5.3 Sampling from the Prior

To evaluate the generative side of the VAE, I sampled \(z \sim \mathcal{N}(0, I)\) from the prior and passed these latent vectors through the decoder:

Samples from prior:

VAE — samples

Observations:

  • Many sampled images are recognizable as Fashion-MNIST categories (e.g., shoes, tops), indicating that the decoder has learned a coherent mapping from the latent space to the image space.
  • As with reconstructions, samples are somewhat smooth/blurred, which is typical of standard VAEs.
  • Occasionally there are ambiguous images, which is expected when sampling from less populated regions of the latent space.

6. Challenges Faced & Insights Gained

6.1 Challenges

  1. Balancing Reconstruction vs KL
  2. If the KL term dominated too much early in training, reconstructions became almost meaningless (posterior collapse).
  3. If KL was too weak, the model over-fit reconstructions, but the latent space became less smooth and sampling quality degraded.

  4. Stability of Training

  5. With learning rates that were too high, training could oscillate and the validation loss would not improve.
  6. Using a moderate learning rate and tracking both train and validation curves helped detect overfitting and instability.

  7. Latent Dimension Choice

  8. Very low dimensional latent spaces (e.g., 2-D) are great for visualization but can limit reconstruction quality.
  9. Higher dimensional spaces improve reconstruction but require dimensionality reduction (PCA/t-SNE/UMAP) for visualization.

6.2 Insights

  • Trade-off between fidelity and structure:
    VAEs explicitly trade some reconstruction fidelity for a nicely structured, continuous latent space. This is visible in the smoother, blurrier outputs and the meaningful latent clusters.

  • Latent space as a semantic map:
    Even though the model is trained without labels, similar classes end up near each other in the latent space. This reinforces the idea that VAEs can learn a semantic representation of the dataset.

  • Sampling vs reconstruction:
    Good reconstructions do not automatically guarantee good samples. Monitoring both helped diagnose whether the latent space was actually well-aligned with the prior.


7. Extra Experiments: Autoencoder (AE) Baseline

For extra credit, I implemented a standard Autoencoder (AE) on the same dataset to compare with the VAE.

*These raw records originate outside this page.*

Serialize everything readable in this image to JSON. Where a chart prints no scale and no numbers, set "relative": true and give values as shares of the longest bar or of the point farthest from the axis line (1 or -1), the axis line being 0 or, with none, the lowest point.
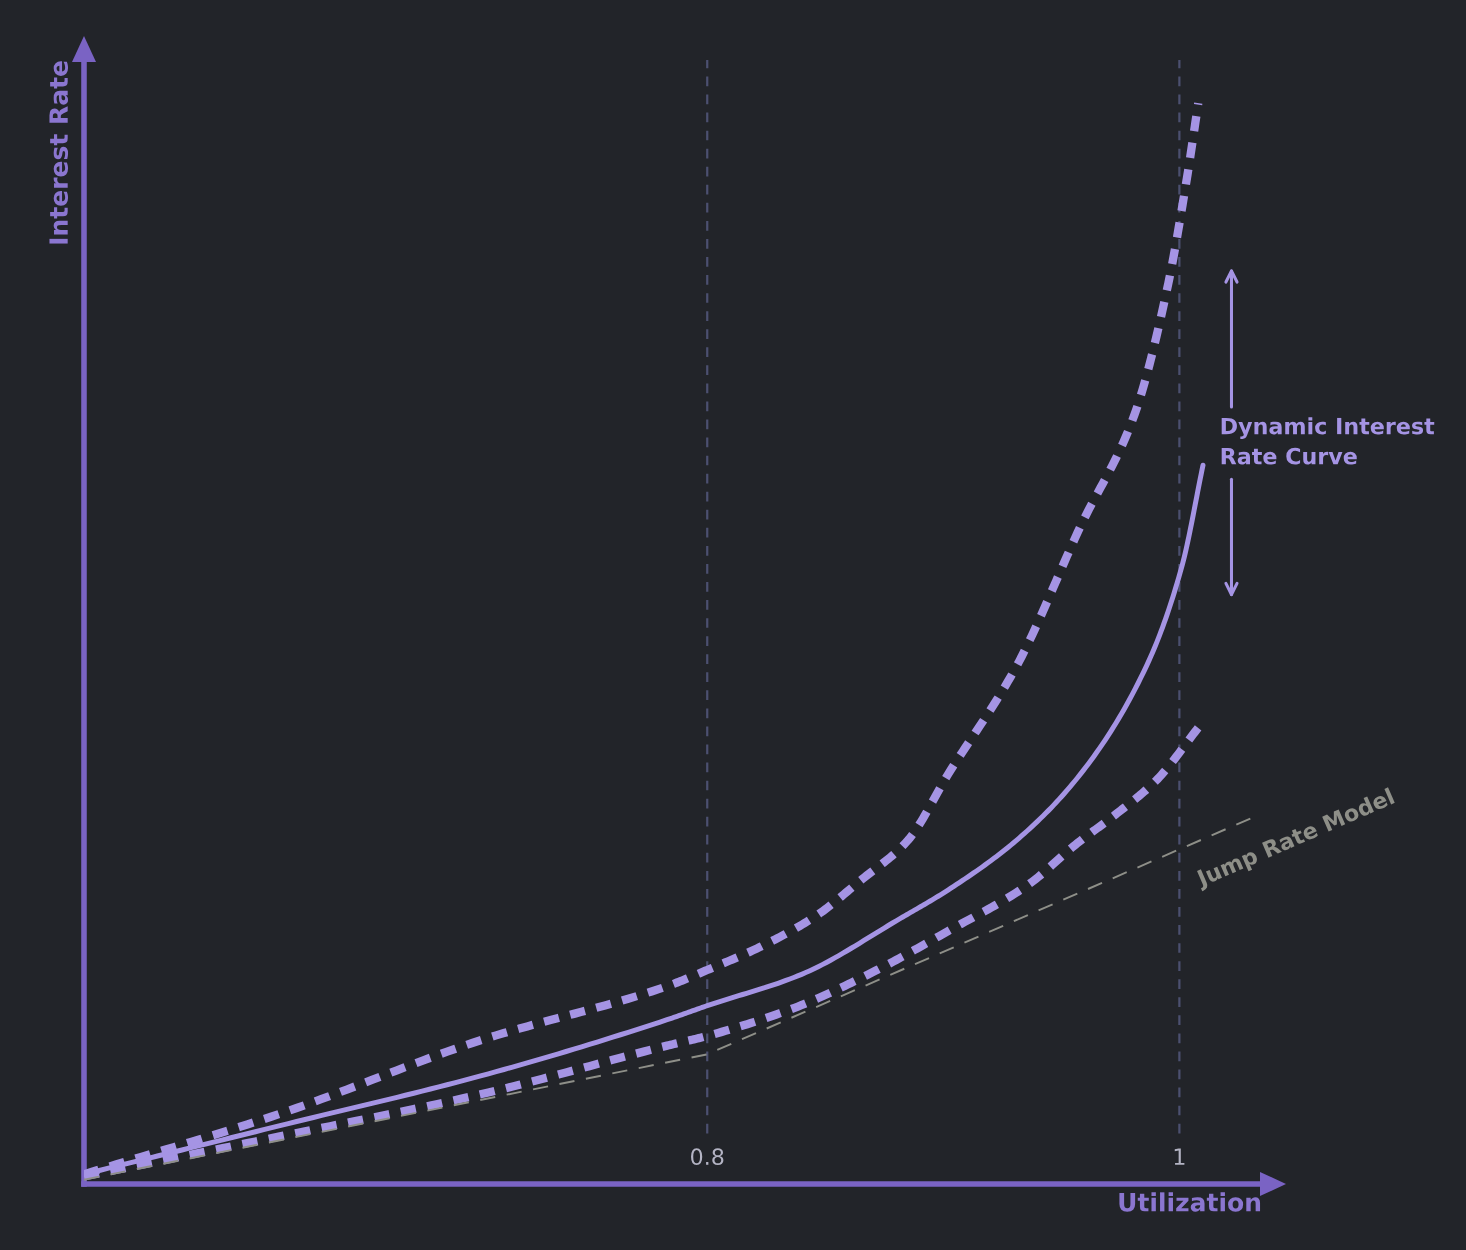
{
  "chart_data": {
    "type": "line",
    "relative": true,
    "xlabel": "Utilization",
    "ylabel": "Interest Rate",
    "xlim": [
      0.536,
      1.035
    ],
    "xticks": [
      0.8,
      1
    ],
    "tick_labels": "x",
    "series": [
      {
        "name": "Dynamic Interest Rate Curve",
        "color": "#a594e4",
        "line_style": "solid",
        "x": [
          0.536,
          0.619,
          0.704,
          0.783,
          0.8,
          0.84,
          0.882,
          0.902,
          0.931,
          0.958,
          0.986,
          1.001,
          1.01
        ],
        "values": [
          0.009,
          0.054,
          0.1,
          0.152,
          0.165,
          0.194,
          0.246,
          0.272,
          0.318,
          0.379,
          0.479,
          0.571,
          0.665
        ]
      },
      {
        "color": "#a594e4",
        "line_style": "dashed",
        "x": [
          0.536,
          0.619,
          0.704,
          0.783,
          0.8,
          0.823,
          0.846,
          0.865,
          0.885,
          0.902,
          0.931,
          0.958,
          0.981,
          0.995,
          1.003,
          1.008
        ],
        "values": [
          0.009,
          0.065,
          0.133,
          0.183,
          0.198,
          0.22,
          0.248,
          0.281,
          0.318,
          0.379,
          0.479,
          0.608,
          0.712,
          0.83,
          0.928,
          1.0
        ]
      },
      {
        "color": "#a594e4",
        "line_style": "dashed",
        "x": [
          0.536,
          0.619,
          0.704,
          0.783,
          0.8,
          0.837,
          0.871,
          0.902,
          0.936,
          0.956,
          0.973,
          0.99,
          1.009
        ],
        "values": [
          0.007,
          0.044,
          0.083,
          0.128,
          0.137,
          0.163,
          0.197,
          0.234,
          0.277,
          0.314,
          0.342,
          0.373,
          0.425
        ]
      },
      {
        "name": "Jump Rate Model",
        "color": "#8e8f88",
        "line_style": "dashed",
        "x": [
          0.536,
          0.8,
          1.032
        ],
        "values": [
          0.004,
          0.12,
          0.34
        ]
      }
    ],
    "ref_lines": [
      {
        "axis": "x",
        "value": 0.8,
        "color": "#4c5070",
        "line_style": "dashed"
      },
      {
        "axis": "x",
        "value": 1,
        "color": "#4c5070",
        "line_style": "dashed"
      }
    ]
  }
}
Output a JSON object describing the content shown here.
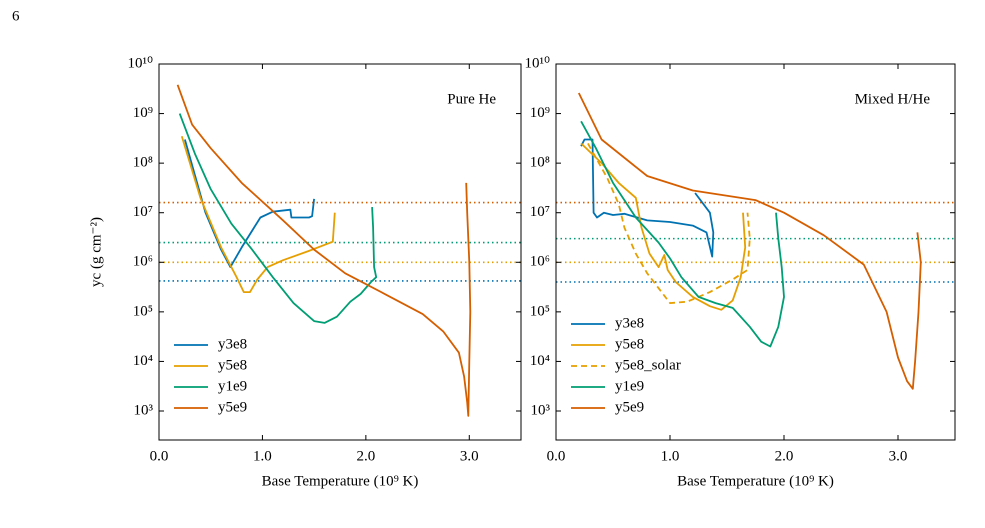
{
  "page_number": "6",
  "chart_data": [
    {
      "type": "line",
      "yscale": "log",
      "annotation": "Pure He",
      "xlabel": "Base Temperature (10⁹ K)",
      "ylabel": "yc (g cm⁻²)",
      "xlim": [
        0,
        3.5
      ],
      "ylim": [
        260,
        10000000000.0
      ],
      "xticks": [
        {
          "value": 0,
          "label": "0.0"
        },
        {
          "value": 1,
          "label": "1.0"
        },
        {
          "value": 2,
          "label": "2.0"
        },
        {
          "value": 3,
          "label": "3.0"
        }
      ],
      "yticks": [
        {
          "value": 1000.0,
          "label": "10³"
        },
        {
          "value": 10000.0,
          "label": "10⁴"
        },
        {
          "value": 100000.0,
          "label": "10⁵"
        },
        {
          "value": 1000000.0,
          "label": "10⁶"
        },
        {
          "value": 10000000.0,
          "label": "10⁷"
        },
        {
          "value": 100000000.0,
          "label": "10⁸"
        },
        {
          "value": 1000000000.0,
          "label": "10⁹"
        },
        {
          "value": 10000000000.0,
          "label": "10¹⁰"
        }
      ],
      "legend": "lower left",
      "hlines": [
        {
          "color": "#d55e00",
          "value": 16000000.0
        },
        {
          "color": "#009e73",
          "value": 2500000.0
        },
        {
          "color": "#e69f00",
          "value": 1000000.0
        },
        {
          "color": "#0072b2",
          "value": 420000.0
        }
      ],
      "series": [
        {
          "name": "y3e8",
          "color": "#0072b2",
          "x": [
            0.25,
            0.45,
            0.6,
            0.69,
            0.8,
            0.98,
            1.1,
            1.27,
            1.28,
            1.45,
            1.48,
            1.5
          ],
          "values": [
            300000000.0,
            10000000.0,
            1800000.0,
            800000.0,
            2000000.0,
            8000000.0,
            10500000.0,
            11500000.0,
            8000000.0,
            8000000.0,
            8500000.0,
            19000000.0
          ]
        },
        {
          "name": "y5e8",
          "color": "#e69f00",
          "x": [
            0.22,
            0.4,
            0.6,
            0.75,
            0.82,
            0.88,
            0.95,
            1.05,
            1.2,
            1.45,
            1.68,
            1.7
          ],
          "values": [
            350000000.0,
            20000000.0,
            2000000.0,
            500000.0,
            250000.0,
            250000.0,
            450000.0,
            800000.0,
            1100000.0,
            1700000.0,
            2600000.0,
            10000000.0
          ]
        },
        {
          "name": "y1e9",
          "color": "#009e73",
          "x": [
            0.2,
            0.35,
            0.5,
            0.7,
            0.9,
            1.1,
            1.3,
            1.5,
            1.6,
            1.72,
            1.85,
            1.95,
            2.05,
            2.1,
            2.08,
            2.07,
            2.06
          ],
          "values": [
            1000000000.0,
            150000000.0,
            30000000.0,
            6000000.0,
            1800000.0,
            500000.0,
            150000.0,
            65000.0,
            60000.0,
            80000.0,
            160000.0,
            230000.0,
            400000.0,
            500000.0,
            800000.0,
            5000000.0,
            13000000.0
          ]
        },
        {
          "name": "y5e9",
          "color": "#d55e00",
          "x": [
            0.18,
            0.32,
            0.5,
            0.8,
            1.2,
            1.5,
            1.8,
            2.2,
            2.55,
            2.75,
            2.9,
            2.95,
            2.98,
            2.99,
            3.0,
            3.01,
            3.0,
            2.98,
            2.97
          ],
          "values": [
            3800000000.0,
            600000000.0,
            200000000.0,
            40000000.0,
            7000000.0,
            1800000.0,
            600000.0,
            220000.0,
            90000.0,
            40000.0,
            15000.0,
            5000.0,
            1500.0,
            800,
            10000.0,
            100000.0,
            1000000.0,
            10000000.0,
            40000000.0
          ]
        }
      ]
    },
    {
      "type": "line",
      "yscale": "log",
      "annotation": "Mixed H/He",
      "xlabel": "Base Temperature (10⁹ K)",
      "xlim": [
        0,
        3.5
      ],
      "ylim": [
        260,
        10000000000.0
      ],
      "xticks": [
        {
          "value": 0,
          "label": "0.0"
        },
        {
          "value": 1,
          "label": "1.0"
        },
        {
          "value": 2,
          "label": "2.0"
        },
        {
          "value": 3,
          "label": "3.0"
        }
      ],
      "yticks": [
        {
          "value": 1000.0,
          "label": "10³"
        },
        {
          "value": 10000.0,
          "label": "10⁴"
        },
        {
          "value": 100000.0,
          "label": "10⁵"
        },
        {
          "value": 1000000.0,
          "label": "10⁶"
        },
        {
          "value": 10000000.0,
          "label": "10⁷"
        },
        {
          "value": 100000000.0,
          "label": "10⁸"
        },
        {
          "value": 1000000000.0,
          "label": "10⁹"
        },
        {
          "value": 10000000000.0,
          "label": "10¹⁰"
        }
      ],
      "legend": "lower left",
      "hlines": [
        {
          "color": "#d55e00",
          "value": 16000000.0
        },
        {
          "color": "#009e73",
          "value": 3000000.0
        },
        {
          "color": "#e69f00",
          "value": 1000000.0
        },
        {
          "color": "#0072b2",
          "value": 400000.0
        }
      ],
      "series": [
        {
          "name": "y3e8",
          "color": "#0072b2",
          "x": [
            0.22,
            0.25,
            0.32,
            0.33,
            0.36,
            0.42,
            0.5,
            0.6,
            0.8,
            1.0,
            1.2,
            1.32,
            1.37,
            1.38,
            1.35,
            1.22
          ],
          "values": [
            220000000.0,
            300000000.0,
            300000000.0,
            10000000.0,
            8000000.0,
            10000000.0,
            9000000.0,
            9500000.0,
            7000000.0,
            6500000.0,
            5500000.0,
            4000000.0,
            1300000.0,
            4000000.0,
            10000000.0,
            25000000.0
          ]
        },
        {
          "name": "y5e8",
          "color": "#e69f00",
          "x": [
            0.22,
            0.4,
            0.55,
            0.7,
            0.75,
            0.82,
            0.9,
            0.95,
            0.98,
            1.05,
            1.2,
            1.35,
            1.45,
            1.55,
            1.62,
            1.66,
            1.64
          ],
          "values": [
            250000000.0,
            100000000.0,
            40000000.0,
            20000000.0,
            5000000.0,
            1500000.0,
            800000.0,
            1400000.0,
            700000.0,
            400000.0,
            200000.0,
            130000.0,
            110000.0,
            170000.0,
            500000.0,
            2000000.0,
            10000000.0
          ]
        },
        {
          "name": "y5e8_solar",
          "color": "#e69f00",
          "dashed": true,
          "x": [
            0.28,
            0.45,
            0.55,
            0.6,
            0.7,
            0.8,
            0.9,
            1.0,
            1.15,
            1.35,
            1.55,
            1.68,
            1.7,
            1.68
          ],
          "values": [
            250000000.0,
            50000000.0,
            15000000.0,
            5000000.0,
            1500000.0,
            600000.0,
            300000.0,
            150000.0,
            160000.0,
            250000.0,
            450000.0,
            700000.0,
            3000000.0,
            10000000.0
          ]
        },
        {
          "name": "y1e9",
          "color": "#009e73",
          "x": [
            0.22,
            0.35,
            0.5,
            0.7,
            0.9,
            1.0,
            1.1,
            1.25,
            1.4,
            1.55,
            1.7,
            1.8,
            1.88,
            1.95,
            2.0,
            1.98,
            1.95,
            1.93
          ],
          "values": [
            700000000.0,
            200000000.0,
            40000000.0,
            8000000.0,
            2500000.0,
            1200000.0,
            500000.0,
            200000.0,
            150000.0,
            120000.0,
            50000.0,
            25000.0,
            20000.0,
            50000.0,
            200000.0,
            800000.0,
            3000000.0,
            10000000.0
          ]
        },
        {
          "name": "y5e9",
          "color": "#d55e00",
          "x": [
            0.2,
            0.4,
            0.8,
            1.2,
            1.75,
            2.0,
            2.35,
            2.7,
            2.9,
            3.0,
            3.08,
            3.13,
            3.15,
            3.18,
            3.2,
            3.17
          ],
          "values": [
            2600000000.0,
            300000000.0,
            55000000.0,
            28000000.0,
            18000000.0,
            10000000.0,
            3500000.0,
            900000.0,
            100000.0,
            12000.0,
            4000.0,
            2800.0,
            10000.0,
            100000.0,
            1000000.0,
            4000000.0
          ]
        }
      ]
    }
  ]
}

AE baseline visualizations:

AE — train
AE — val
AE — reconstructions

Comparison with VAE:

  • The AE generally produces sharper reconstructions than the VAE, especially for fine details, because it does not regularize the latent distribution to match a prior.
  • However, sampling from the AE is not straightforward: its latent space is not trained to follow a simple distribution like $$p(z) = \mathcal{N}(0, I) $$, so random latent vectors often decode to noisy or meaningless images.
  • The VAE, in contrast, offers slightly blurrier images but a much more usable latent space for generation and interpolation.

9. How to Reproduce

python -m venv env
source env/bin/activate  # Windows: env\Scripts\activate
pip install torch --index-url https://download.pytorch.org/whl/cpu
pip install pandas numpy matplotlib
jupyter notebook solution_exercises.ipynb

Running the notebook regenerates:

  • Training and validation curves
  • Reconstruction grids
  • Latent space plots
  • Prior samples
  • AE baseline figures (if the AE cell is run)

AI Use

AI tools were used to assist in the implementation and in drafting this report (structure, phrasing, and code suggestions). All code and analysis were reviewed and understood by me, and I am able to explain each part of the implementation and the conclusions drawn.